Faculty apathy a letdown

We all have busy lives, but many more NIU faculty should have made time to evaluate President John La Tourette when they had the chance.

A mandatory five-year evaluation of La Tourette is being carried out by the Board of Regents and NIU faculty input was asked for. But according to University Council Executive Secretary J. Carroll Moody, the response has been negligible.

Carroll said he thought the small response might be due to the pay freezes and climbing insurance premiums the faculty have been saddled with. The low morale these factors engendered could have kept some faculty from bothering with the survey, he said.

Certainly these are legitimate causes of discontent, but that should be all the more reason to evaluate La Tourette’s handling of the situation.

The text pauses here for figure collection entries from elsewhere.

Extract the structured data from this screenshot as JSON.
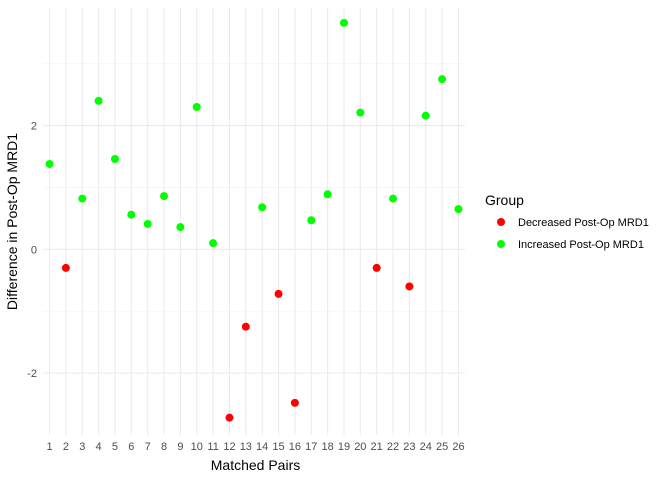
{
  "chart_data": {
    "type": "scatter",
    "title": "",
    "xlabel": "Matched Pairs",
    "ylabel": "Difference in Post-Op MRD1",
    "x_ticks": [
      "1",
      "2",
      "3",
      "4",
      "5",
      "6",
      "7",
      "8",
      "9",
      "10",
      "11",
      "12",
      "13",
      "14",
      "15",
      "16",
      "17",
      "18",
      "19",
      "20",
      "21",
      "22",
      "23",
      "24",
      "25",
      "26"
    ],
    "y_ticks": [
      -2,
      0,
      2
    ],
    "ylim": [
      -3.0,
      3.9
    ],
    "xlim": [
      0.6,
      26.4
    ],
    "grid": true,
    "legend_position": "right",
    "legend_title": "Group",
    "series": [
      {
        "name": "Decreased Post-Op MRD1",
        "color": "#ff0000",
        "points": [
          {
            "x": 2,
            "y": -0.3
          },
          {
            "x": 12,
            "y": -2.72
          },
          {
            "x": 13,
            "y": -1.25
          },
          {
            "x": 15,
            "y": -0.72
          },
          {
            "x": 16,
            "y": -2.48
          },
          {
            "x": 21,
            "y": -0.3
          },
          {
            "x": 23,
            "y": -0.6
          }
        ]
      },
      {
        "name": "Increased Post-Op MRD1",
        "color": "#00ff00",
        "points": [
          {
            "x": 1,
            "y": 1.38
          },
          {
            "x": 3,
            "y": 0.82
          },
          {
            "x": 4,
            "y": 2.4
          },
          {
            "x": 5,
            "y": 1.46
          },
          {
            "x": 6,
            "y": 0.56
          },
          {
            "x": 7,
            "y": 0.41
          },
          {
            "x": 8,
            "y": 0.86
          },
          {
            "x": 9,
            "y": 0.36
          },
          {
            "x": 10,
            "y": 2.3
          },
          {
            "x": 11,
            "y": 0.1
          },
          {
            "x": 14,
            "y": 0.68
          },
          {
            "x": 17,
            "y": 0.47
          },
          {
            "x": 18,
            "y": 0.89
          },
          {
            "x": 19,
            "y": 3.66
          },
          {
            "x": 20,
            "y": 2.21
          },
          {
            "x": 22,
            "y": 0.82
          },
          {
            "x": 24,
            "y": 2.16
          },
          {
            "x": 25,
            "y": 2.75
          },
          {
            "x": 26,
            "y": 0.65
          }
        ]
      }
    ]
  }
}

Is this incident just a temporary lapse of interest? More likely, it is another example of the widespread apathy at NIU—also demonstrated by poor sporting events attendance, meager SA election voter turnout and the high number of students who spend weekends away from DeKalb, among other things.

And how embarrassing it is to have another university president serving on the Regents’ review committee see such poor cooperation demonstrated.

NIU faces an uncertain period of increased student interest and campus expansion coupled with continued downstate foot-dragging on funding. Strong leadership is essential for NIU in the next few years.

The faculty had the chance to send a clear message as to whether La Tourette should continue to be that leader, but squandered it. The president and the university both deserved better.